From what I understand, the smallest fee you can pay to miners per transaction is 1 Sat/byte.
It's not true. A transaction can contain a fee of any amount. There is nothing to stop you from creating a 250-byte transaction with a fee of 1 satoshi, or 17 satoshis, or even 0 satoshis (no fee at all). Of course, it will depend on market forces as to whether miners would actually decide to include such transactions in a block.
Many wallets ask you to choose a transaction fee in satoshis per byte, but that's just a convenience for the user (since most miners look at the ratio of fee to transaction size in deciding what to confirm). It's not an inherent feature of the blockchain. Under the hood the wallet just multiplies this number by the transaction size to determine the absolute transaction fee. You could patch the software to set an absolute transaction fee directly, or perhaps even just enter a fractional number of satoshis per byte.
(There are currently rules preventing low- or no-fee transactions from being relayed over the peer-to-peer network, but that's not the only way to get your transaction to a miner; also, those rules are not part of the blockchain consensus rules, so they can be changed without a fork.)

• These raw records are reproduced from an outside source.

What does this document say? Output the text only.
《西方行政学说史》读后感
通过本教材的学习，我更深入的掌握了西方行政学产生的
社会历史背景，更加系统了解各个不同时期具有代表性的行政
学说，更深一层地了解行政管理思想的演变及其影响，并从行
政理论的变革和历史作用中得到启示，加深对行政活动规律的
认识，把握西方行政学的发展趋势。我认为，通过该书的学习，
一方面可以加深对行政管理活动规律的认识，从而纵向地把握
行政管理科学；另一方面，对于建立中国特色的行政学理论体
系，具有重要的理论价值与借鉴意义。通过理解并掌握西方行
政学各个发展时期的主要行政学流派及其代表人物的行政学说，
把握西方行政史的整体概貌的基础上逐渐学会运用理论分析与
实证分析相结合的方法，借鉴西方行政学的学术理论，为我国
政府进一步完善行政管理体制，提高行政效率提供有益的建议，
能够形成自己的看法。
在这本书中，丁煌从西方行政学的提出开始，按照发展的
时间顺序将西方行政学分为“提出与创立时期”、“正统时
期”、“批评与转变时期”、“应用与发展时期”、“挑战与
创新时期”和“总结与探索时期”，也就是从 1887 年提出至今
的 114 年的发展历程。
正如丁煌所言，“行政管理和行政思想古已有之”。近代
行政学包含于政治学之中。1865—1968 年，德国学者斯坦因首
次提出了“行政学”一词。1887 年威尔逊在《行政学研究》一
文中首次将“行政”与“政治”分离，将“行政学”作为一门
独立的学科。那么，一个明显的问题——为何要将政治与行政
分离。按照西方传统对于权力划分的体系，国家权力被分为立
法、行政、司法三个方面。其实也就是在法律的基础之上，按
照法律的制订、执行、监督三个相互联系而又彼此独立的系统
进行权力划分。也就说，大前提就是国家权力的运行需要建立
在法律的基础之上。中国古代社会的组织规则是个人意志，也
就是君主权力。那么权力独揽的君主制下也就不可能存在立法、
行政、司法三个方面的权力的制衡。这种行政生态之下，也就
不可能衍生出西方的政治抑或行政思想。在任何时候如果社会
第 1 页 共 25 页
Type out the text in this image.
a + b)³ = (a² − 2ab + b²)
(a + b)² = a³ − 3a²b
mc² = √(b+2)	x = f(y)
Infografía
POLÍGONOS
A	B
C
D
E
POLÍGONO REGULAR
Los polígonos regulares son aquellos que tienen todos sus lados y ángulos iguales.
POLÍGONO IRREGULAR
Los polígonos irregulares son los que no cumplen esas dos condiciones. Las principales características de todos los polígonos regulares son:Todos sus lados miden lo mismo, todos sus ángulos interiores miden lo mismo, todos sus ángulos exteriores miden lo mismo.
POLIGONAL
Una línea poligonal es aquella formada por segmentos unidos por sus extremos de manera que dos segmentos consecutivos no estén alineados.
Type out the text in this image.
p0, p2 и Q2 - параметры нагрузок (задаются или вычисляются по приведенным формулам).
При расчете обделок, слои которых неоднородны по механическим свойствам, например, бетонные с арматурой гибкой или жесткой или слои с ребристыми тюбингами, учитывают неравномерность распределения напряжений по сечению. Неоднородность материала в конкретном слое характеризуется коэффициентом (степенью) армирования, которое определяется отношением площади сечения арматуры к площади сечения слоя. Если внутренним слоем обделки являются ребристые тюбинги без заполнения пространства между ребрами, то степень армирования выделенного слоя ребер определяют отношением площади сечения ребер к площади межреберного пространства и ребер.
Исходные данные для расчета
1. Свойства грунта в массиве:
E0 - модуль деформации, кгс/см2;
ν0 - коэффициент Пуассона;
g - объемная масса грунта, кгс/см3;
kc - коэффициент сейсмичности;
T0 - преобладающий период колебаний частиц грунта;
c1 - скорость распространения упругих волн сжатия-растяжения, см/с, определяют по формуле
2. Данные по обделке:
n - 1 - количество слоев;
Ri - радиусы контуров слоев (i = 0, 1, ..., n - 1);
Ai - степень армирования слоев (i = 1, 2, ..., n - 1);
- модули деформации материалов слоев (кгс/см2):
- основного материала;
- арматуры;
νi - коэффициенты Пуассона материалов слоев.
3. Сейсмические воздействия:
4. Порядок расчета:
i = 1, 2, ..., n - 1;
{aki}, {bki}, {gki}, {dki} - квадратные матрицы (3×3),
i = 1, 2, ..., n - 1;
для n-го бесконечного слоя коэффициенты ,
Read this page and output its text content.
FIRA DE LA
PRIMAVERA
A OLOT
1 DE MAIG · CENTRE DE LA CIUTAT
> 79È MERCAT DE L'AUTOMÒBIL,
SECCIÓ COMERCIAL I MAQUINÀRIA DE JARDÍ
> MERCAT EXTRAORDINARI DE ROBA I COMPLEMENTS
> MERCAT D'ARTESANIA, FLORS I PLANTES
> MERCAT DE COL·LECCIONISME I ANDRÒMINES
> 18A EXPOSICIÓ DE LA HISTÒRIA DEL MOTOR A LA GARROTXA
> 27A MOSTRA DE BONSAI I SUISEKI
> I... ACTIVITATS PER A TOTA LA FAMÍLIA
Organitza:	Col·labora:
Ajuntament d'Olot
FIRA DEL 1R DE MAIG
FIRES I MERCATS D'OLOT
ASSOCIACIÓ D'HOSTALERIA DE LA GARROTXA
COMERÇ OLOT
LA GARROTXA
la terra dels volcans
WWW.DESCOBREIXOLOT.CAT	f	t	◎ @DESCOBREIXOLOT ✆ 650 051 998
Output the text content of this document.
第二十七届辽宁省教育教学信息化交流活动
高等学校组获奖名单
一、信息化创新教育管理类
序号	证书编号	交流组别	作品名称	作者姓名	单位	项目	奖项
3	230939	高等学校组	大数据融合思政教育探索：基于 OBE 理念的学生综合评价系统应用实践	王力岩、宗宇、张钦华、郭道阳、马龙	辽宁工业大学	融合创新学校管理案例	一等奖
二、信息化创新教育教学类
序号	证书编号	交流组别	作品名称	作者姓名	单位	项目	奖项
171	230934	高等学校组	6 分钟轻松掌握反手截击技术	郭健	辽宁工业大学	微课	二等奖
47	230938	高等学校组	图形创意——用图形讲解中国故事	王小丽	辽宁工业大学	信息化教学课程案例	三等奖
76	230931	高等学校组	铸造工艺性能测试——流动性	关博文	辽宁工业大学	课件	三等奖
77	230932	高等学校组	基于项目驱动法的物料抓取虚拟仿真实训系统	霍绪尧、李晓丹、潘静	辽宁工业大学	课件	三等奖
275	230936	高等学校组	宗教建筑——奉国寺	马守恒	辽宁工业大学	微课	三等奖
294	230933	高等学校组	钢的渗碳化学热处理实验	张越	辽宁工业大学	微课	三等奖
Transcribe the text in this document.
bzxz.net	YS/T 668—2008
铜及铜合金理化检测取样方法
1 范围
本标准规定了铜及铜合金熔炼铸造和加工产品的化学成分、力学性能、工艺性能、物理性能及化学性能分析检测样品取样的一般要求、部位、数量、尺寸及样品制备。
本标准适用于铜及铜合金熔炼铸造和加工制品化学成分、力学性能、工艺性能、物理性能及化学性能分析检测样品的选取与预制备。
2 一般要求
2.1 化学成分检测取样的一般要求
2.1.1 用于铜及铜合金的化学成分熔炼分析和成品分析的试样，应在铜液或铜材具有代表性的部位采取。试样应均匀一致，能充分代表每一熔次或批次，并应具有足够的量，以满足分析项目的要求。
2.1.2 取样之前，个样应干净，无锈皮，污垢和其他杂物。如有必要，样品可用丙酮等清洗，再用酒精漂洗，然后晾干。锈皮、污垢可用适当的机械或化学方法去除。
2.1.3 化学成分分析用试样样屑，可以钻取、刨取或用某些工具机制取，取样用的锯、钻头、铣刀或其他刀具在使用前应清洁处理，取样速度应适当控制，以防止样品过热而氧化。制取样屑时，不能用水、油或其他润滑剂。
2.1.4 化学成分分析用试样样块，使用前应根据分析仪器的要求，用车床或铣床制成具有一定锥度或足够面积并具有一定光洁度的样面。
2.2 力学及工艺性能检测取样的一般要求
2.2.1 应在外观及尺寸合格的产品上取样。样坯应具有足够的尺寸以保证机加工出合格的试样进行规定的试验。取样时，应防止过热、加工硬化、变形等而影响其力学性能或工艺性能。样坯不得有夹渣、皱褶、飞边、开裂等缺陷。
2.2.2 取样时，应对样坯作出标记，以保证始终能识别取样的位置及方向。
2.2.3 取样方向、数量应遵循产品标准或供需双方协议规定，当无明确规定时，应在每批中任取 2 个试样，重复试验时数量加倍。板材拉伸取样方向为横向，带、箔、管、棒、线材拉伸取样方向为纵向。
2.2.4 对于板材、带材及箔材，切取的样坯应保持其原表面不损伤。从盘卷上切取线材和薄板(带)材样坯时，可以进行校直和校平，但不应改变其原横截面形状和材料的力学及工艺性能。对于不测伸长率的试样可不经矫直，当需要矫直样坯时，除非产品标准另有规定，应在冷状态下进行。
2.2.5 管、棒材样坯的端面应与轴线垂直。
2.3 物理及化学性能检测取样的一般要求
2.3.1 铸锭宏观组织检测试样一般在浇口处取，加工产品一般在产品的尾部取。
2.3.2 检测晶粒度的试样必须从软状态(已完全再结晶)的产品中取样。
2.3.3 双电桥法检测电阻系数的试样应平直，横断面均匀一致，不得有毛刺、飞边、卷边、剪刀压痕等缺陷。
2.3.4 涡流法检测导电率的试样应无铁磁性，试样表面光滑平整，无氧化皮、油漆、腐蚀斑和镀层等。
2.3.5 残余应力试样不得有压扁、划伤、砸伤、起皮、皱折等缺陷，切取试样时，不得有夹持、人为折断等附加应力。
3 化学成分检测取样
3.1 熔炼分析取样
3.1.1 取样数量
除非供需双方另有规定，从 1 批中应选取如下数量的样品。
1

It's true that if we ever get to a point where 1 satoshi is worth a lot of money, then a transaction would have to have either a large fee (>= 1 satoshi) or no fee (0 satoshi). The former would be expensive, and miners have no incentive to confirm the latter (though they can if they feel like it).
There's been lots of discussion about what will happen if 1 satoshi ceases to be small enough. One possibility is a lot more use of off-chain transactions. Another is a hard fork to add more decimal places, which would presumably be uncontroversial. See Will we ever need smaller amounts of Bitcoin than a Satoshi?